Ce prix récompense tout un parcours, tant académique qu’entrepreneurial. Mes recherches à l’Institut de la Vision ont pour objectif d’obtenir de façon non invasive des mesures de la structure et la fonction des cellules rétiniennes dans l'œil humain vivant et en laboratoire. Je travaille ainsi à améliorer la résolution des solutions d’imagerie clinique de l’œil, afin d’accompagner la compréhension des mécanismes sous-jacents dans les maladies dégénératives de l’œil, la conception de solutions thérapeutiques et le suivi de leur efficacité. Avec mon groupe, je réponds à ces problématiques en apportant des outils innovants dont l'objectif principal est de révéler, à l'échelle microscopique, les cellules de la rétine et de la cornée impliquées dans diverses pathologies. Nos outils, qui prennent la forme d’ophtalmoscopes, ont la particularité d’être non invasifs. Ils peuvent également être utilisés sous une forme de microscope pour l’étude de cellules en cultures lors du développement de thérapies. La plateforme d’imagerie que je dirige, au sein de l’Hôpital des 15-20, me permet d’aider directement aux études cliniques des patients. Les start-ups que j’ai créées ont vocation à faire le transfert de nos prototypes vers des dispositifs commerciaux d’imagerie oculaire axés sur le confort du patient, afin d’optimiser son expérience et les résultats d’imagerie.
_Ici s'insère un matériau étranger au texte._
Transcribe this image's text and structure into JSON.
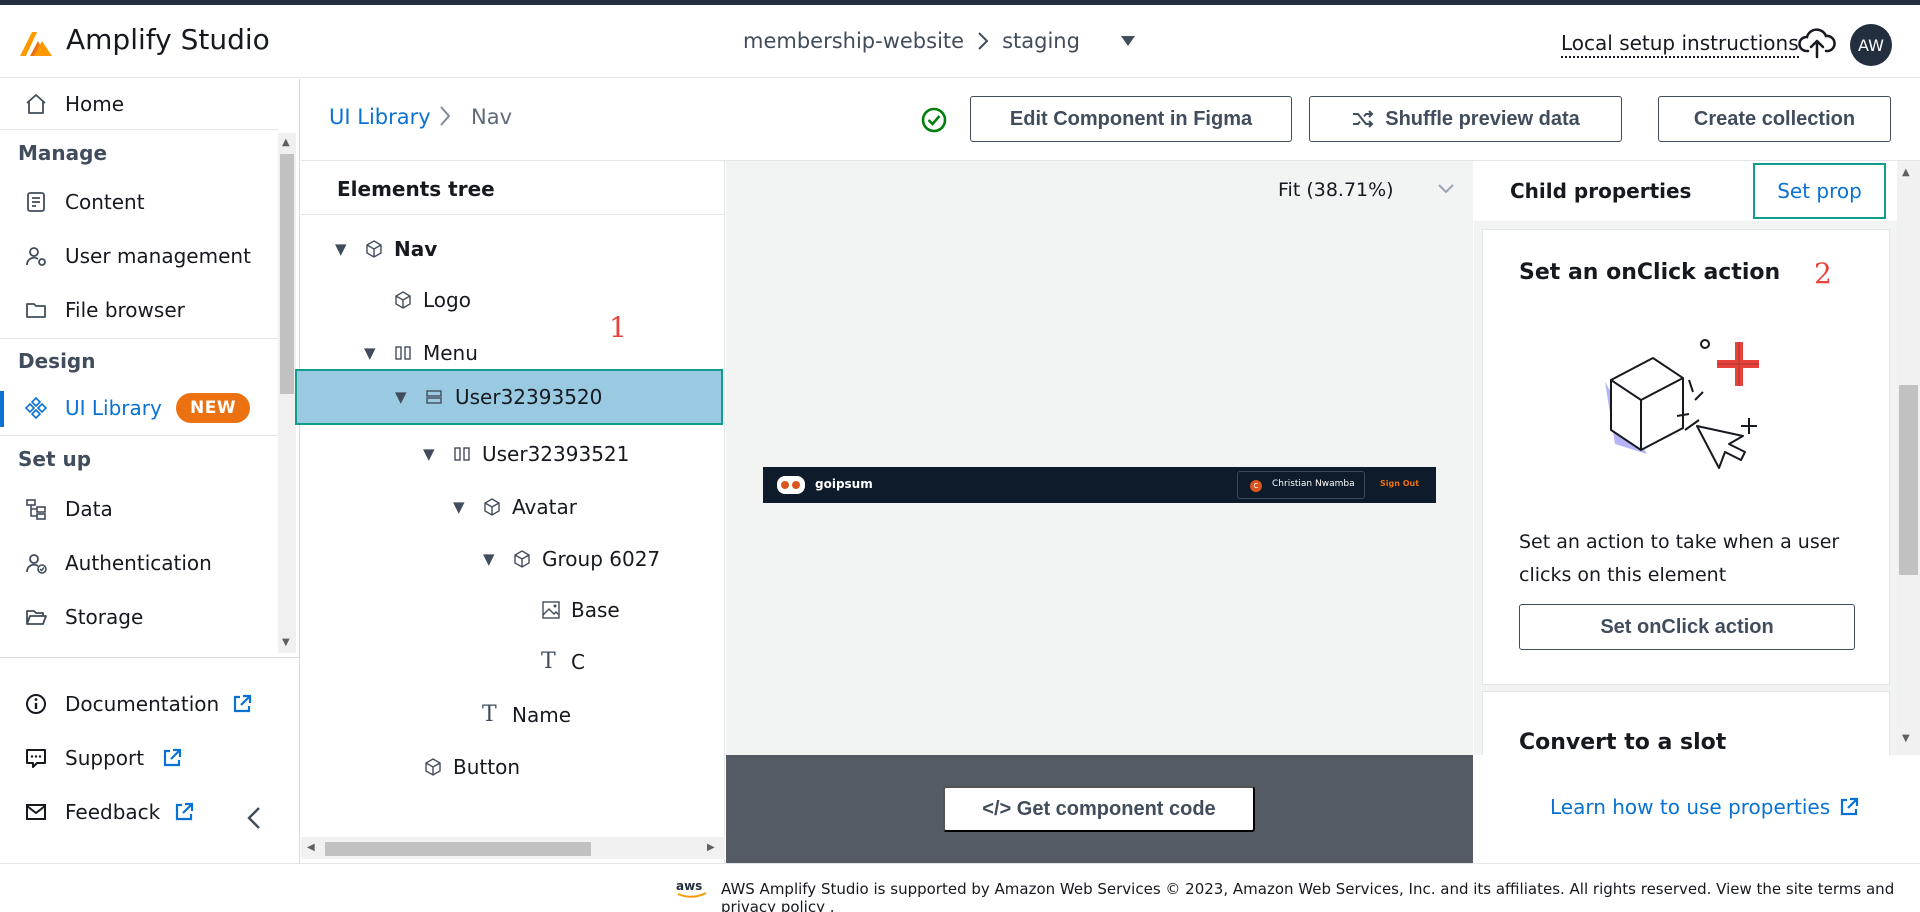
{
  "header": {
    "app_title": "Amplify Studio",
    "project": "membership-website",
    "environment": "staging",
    "local_setup": "Local setup instructions",
    "avatar_initials": "AW"
  },
  "sidebar": {
    "home": "Home",
    "sections": {
      "manage": "Manage",
      "design": "Design",
      "setup": "Set up"
    },
    "manage_items": [
      "Content",
      "User management",
      "File browser"
    ],
    "design_items": [
      "UI Library"
    ],
    "new_badge": "NEW",
    "setup_items": [
      "Data",
      "Authentication",
      "Storage"
    ],
    "footer_items": [
      "Documentation",
      "Support",
      "Feedback"
    ],
    "active": "UI Library"
  },
  "toolbar": {
    "breadcrumb_root": "UI Library",
    "breadcrumb_current": "Nav",
    "edit_figma": "Edit Component in Figma",
    "shuffle": "Shuffle preview data",
    "create_collection": "Create collection"
  },
  "tree": {
    "title": "Elements tree",
    "nodes": [
      "Nav",
      "Logo",
      "Menu",
      "User32393520",
      "User32393521",
      "Avatar",
      "Group 6027",
      "Base",
      "C",
      "Name",
      "Button"
    ],
    "selected": "User32393520"
  },
  "annotations": {
    "one": "1",
    "two": "2"
  },
  "canvas": {
    "zoom": "Fit (38.71%)",
    "preview": {
      "brand": "goipsum",
      "avatar_letter": "C",
      "user_name": "Christian Nwamba",
      "sign_out": "Sign Out"
    },
    "get_code": "</> Get component code"
  },
  "properties": {
    "title": "Child properties",
    "set_prop": "Set prop",
    "onclick_title": "Set an onClick action",
    "onclick_desc": "Set an action to take when a user clicks on this element",
    "onclick_button": "Set onClick action",
    "slot_title": "Convert to a slot",
    "learn": "Learn how to use properties"
  },
  "footer": {
    "text": "AWS Amplify Studio is supported by Amazon Web Services © 2023, Amazon Web Services, Inc. and its affiliates. All rights reserved. View the site terms and privacy policy ."
  },
  "colors": {
    "accent": "#0972d3",
    "badge": "#ec7211",
    "selected_row": "#99cae2",
    "highlight_border": "#0f9d8c",
    "annotation": "#e8433b"
  }
}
Journée de remise de prix à l'Académie des Sciences ©DR
Kate Grieve avec des membres de son équipe de l'Institut de la Vision. De gauche à droite : Nate Norberg (doctorant), Kiyoko Gocho (clinicienne), Kate Grieve, Ayoub Lassoued (postdoc) – qui travaillent ensemble sur l'imagerie des patients au CIC de l’Hôpital National des 15-20 ©DR
Le prix Irène Joliot-Curie
Ce prix est financé par le ministère de l’Enseignement supérieur et de la Recherche dans le cadre de son action en faveur de la mixité des métiers en sciences et en technologies. L’organisation de son jury est confiée, depuis 2011 à l’Académie des sciences, en association avec l’Académie des technologies. C’est d’ailleurs à l’Académie des sciences qu’est remis le
prix. La catégorie « Femme, recherche et entreprise » récompense une femme qui, à partir d’excellence scientifique et technique, se consacre à développer des innovations de forte portée économique et sociale en travaillant au sein d’une entreprise ou en contribuant à la création d’une entreprise. La lauréate du Parcours femme, recherche, entreprise reçoit une somme d’un montant de 20 000 €.

©DR
Comment avez-vous vécu la remise de ce prix ?
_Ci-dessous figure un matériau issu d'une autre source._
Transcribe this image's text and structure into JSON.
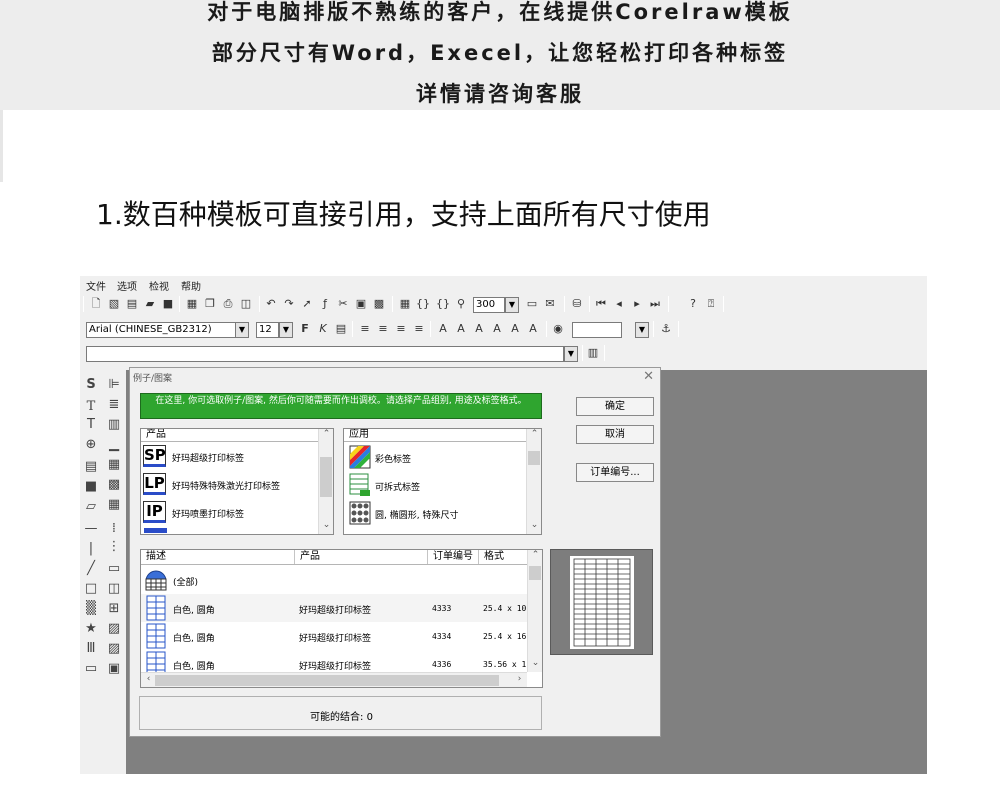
{
  "banner": {
    "line1": "对于电脑排版不熟练的客户，在线提供Corelraw模板",
    "line2": "部分尺寸有Word，Execel，让您轻松打印各种标签",
    "line3": "详情请咨询客服"
  },
  "headline": "1.数百种模板可直接引用，支持上面所有尺寸使用",
  "app": {
    "menu": [
      "文件",
      "选项",
      "检视",
      "帮助"
    ],
    "toolbar": {
      "zoom_value": "300",
      "font_name": "Arial (CHINESE_GB2312)",
      "font_size": "12",
      "text_field_value": ""
    },
    "dialog": {
      "title": "例子/图案",
      "instruction": "在这里, 你可选取例子/图案, 然后你可随需要而作出调校。请选择产品组别, 用途及标签格式。",
      "ok_label": "确定",
      "cancel_label": "取消",
      "order_number_label": "订单编号...",
      "product_header": "产品",
      "products": [
        {
          "code": "SP",
          "name": "好玛超级打印标签"
        },
        {
          "code": "LP",
          "name": "好玛特殊特殊激光打印标签"
        },
        {
          "code": "IP",
          "name": "好玛喷墨打印标签"
        }
      ],
      "application_header": "应用",
      "applications": [
        {
          "icon": "color-label-icon",
          "name": "彩色标签"
        },
        {
          "icon": "removable-label-icon",
          "name": "可拆式标签"
        },
        {
          "icon": "round-oval-icon",
          "name": "圆, 椭圆形, 特殊尺寸"
        }
      ],
      "table_headers": {
        "description": "描述",
        "product": "产品",
        "order_no": "订单编号",
        "format": "格式"
      },
      "all_label": "(全部)",
      "rows": [
        {
          "description": "白色, 圆角",
          "product": "好玛超级打印标签",
          "order_no": "4333",
          "format": "25.4 x 10"
        },
        {
          "description": "白色, 圆角",
          "product": "好玛超级打印标签",
          "order_no": "4334",
          "format": "25.4 x 16"
        },
        {
          "description": "白色, 圆角",
          "product": "好玛超级打印标签",
          "order_no": "4336",
          "format": "35.56 x 1"
        }
      ],
      "status": "可能的结合: 0"
    }
  }
}
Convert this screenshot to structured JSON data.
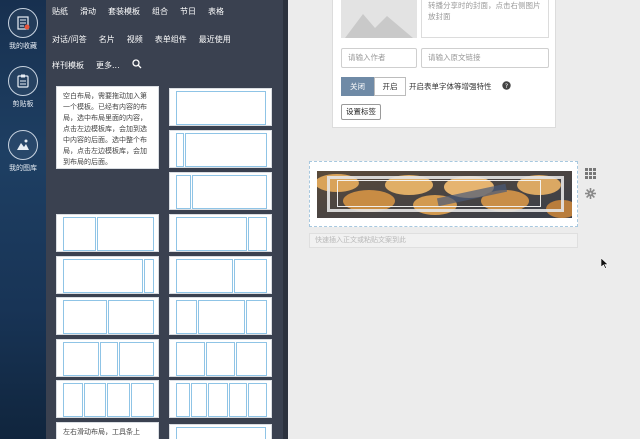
{
  "rail": {
    "items": [
      {
        "label": "我的收藏",
        "icon": "save-list-icon"
      },
      {
        "label": "剪贴板",
        "icon": "clipboard-icon"
      },
      {
        "label": "我的图库",
        "icon": "gallery-icon"
      }
    ]
  },
  "panel": {
    "tabs_row1": [
      "贴纸",
      "滑动",
      "套装模板",
      "组合",
      "节日",
      "表格"
    ],
    "tabs_row2": [
      "对话/问答",
      "名片",
      "视频",
      "表单组件",
      "最近使用"
    ],
    "tabs_row3": [
      "样刊模板",
      "更多..."
    ],
    "search_icon": "search-icon",
    "card_text_1": "空白布局，需要拖动加入第一个模板。已经有内容的布局，选中布局里面的内容，点击左边模板库，会加到选中内容的后面。选中整个布局，点击左边模板库，会加到布局的后面。",
    "card_text_2": "左右滑动布局，工具条上"
  },
  "form": {
    "cover_hint": "转播分享时的封面，点击右侧图片放封面",
    "author_placeholder": "请输入作者",
    "source_placeholder": "请输入原文链接",
    "toggle_off": "关闭",
    "toggle_on": "开启",
    "enhance_label": "开启表单字体等增强特性",
    "help_icon": "question-circle-icon",
    "tags_button": "设置标签"
  },
  "editor": {
    "drop_placeholder": "快速插入正文或粘贴文案到此",
    "grid_icon": "drag-grid-icon",
    "gear_icon": "gear-icon"
  },
  "colors": {
    "rail": "#1e3f63",
    "panel": "#3a4150",
    "cell_border": "#8fc4e6",
    "toggle_active": "#6f8aa6"
  }
}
C’est évidemment un honneur et un plaisir d’être ainsi reconnue pour mon parcours. Recevoir un prix est également toujours une opportunité pour donner de la visibilité au travail de toute une équipe. Et dans le cas de celui-ci, cela reconnait aussi bien les travaux académiques que ce que nous avons mis en place avec les start-ups. Je trouve de plus toujours cela intéressant de faire un pas vers le grand public, de montrer ce que l’on fait en recherche, nos projets. Le prix étant remis à l’Académie des Sciences, sous la coupole, c’était vraiment un moment très impressionnant. D’autant que nous faisions partie des très nombreux prix qui était remis ce jour-là.

©DR
Que représente-t-il pour vous, en tant que femme ?
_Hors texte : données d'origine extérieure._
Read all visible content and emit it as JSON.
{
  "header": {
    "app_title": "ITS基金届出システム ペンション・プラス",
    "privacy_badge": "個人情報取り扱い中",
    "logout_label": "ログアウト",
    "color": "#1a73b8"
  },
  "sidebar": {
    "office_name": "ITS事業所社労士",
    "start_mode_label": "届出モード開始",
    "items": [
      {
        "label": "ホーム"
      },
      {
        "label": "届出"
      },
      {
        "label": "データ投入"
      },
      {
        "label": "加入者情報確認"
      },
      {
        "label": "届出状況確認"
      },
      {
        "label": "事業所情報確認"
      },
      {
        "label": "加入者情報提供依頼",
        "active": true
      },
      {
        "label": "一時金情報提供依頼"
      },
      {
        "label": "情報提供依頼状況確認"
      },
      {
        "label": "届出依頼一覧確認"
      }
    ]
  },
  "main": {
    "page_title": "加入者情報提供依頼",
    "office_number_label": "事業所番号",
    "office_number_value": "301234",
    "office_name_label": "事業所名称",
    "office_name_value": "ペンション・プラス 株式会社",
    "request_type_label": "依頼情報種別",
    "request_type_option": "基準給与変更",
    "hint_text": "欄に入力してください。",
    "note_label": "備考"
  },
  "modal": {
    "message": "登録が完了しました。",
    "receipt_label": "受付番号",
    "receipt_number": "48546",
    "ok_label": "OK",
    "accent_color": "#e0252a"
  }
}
Ces derniers temps j’ai également reçu le prix Jean Jerphagnon 2022 de la Société Française d’Optique et le Prix des Innovateurs 2022 de la Région Ile-de-France. J’étais dans les deux cas la seule femme en lice. S’il est particulièrement gratifiant de remporter des prix dans des disciplines perçues comme dominées par les hommes, il me semble également important de postuler à des prix pour les femmes. C’est une façon de se positionner, comme chercheuse, et comme modèle pour les jeunes femmes. J’ai à ce titre trouvé très intéressant l’exercice du dossier de candidature où je devais réfléchir, par écrit, à comment mieux promouvoir la place des femmes dans la science. Ma situation académique et entrepreneuriale actuelle me met en effet dans une position clé pour veiller aux questions de parité autour de moi, dans les conférences que je co-organise...

© Su-Pkitmacher
Voyez-vous déjà les effets de ce positionnement ?
De fait, aujourd’hui, lorsque je recrute un doctorant, la majorité des candidats sont des femmes ! Si c’est peut-être lié à la nature interdisciplinaire de mes recherches, je crois surtout que les jeunes femmes sont motivées à venir travailler dans une équipe où elles se sentiront soutenues et capables de s’exprimer, car leurs opinions seront prises au sérieux. Elles ont en effet la preuve directe du succès des femmes dans leur domaine de recherche sous la forme de leurs collègues. J’espère que la visibilité fournit par le prix Irène Joliot-Curie va contribuer à consolider la place des femmes dans la communauté scientifique et à changer la perception publique de l’environnement de travail scientifique, pour en faire un endroit inclusif et accueillant pour tous.
Propos recueillis par Aline Aurias.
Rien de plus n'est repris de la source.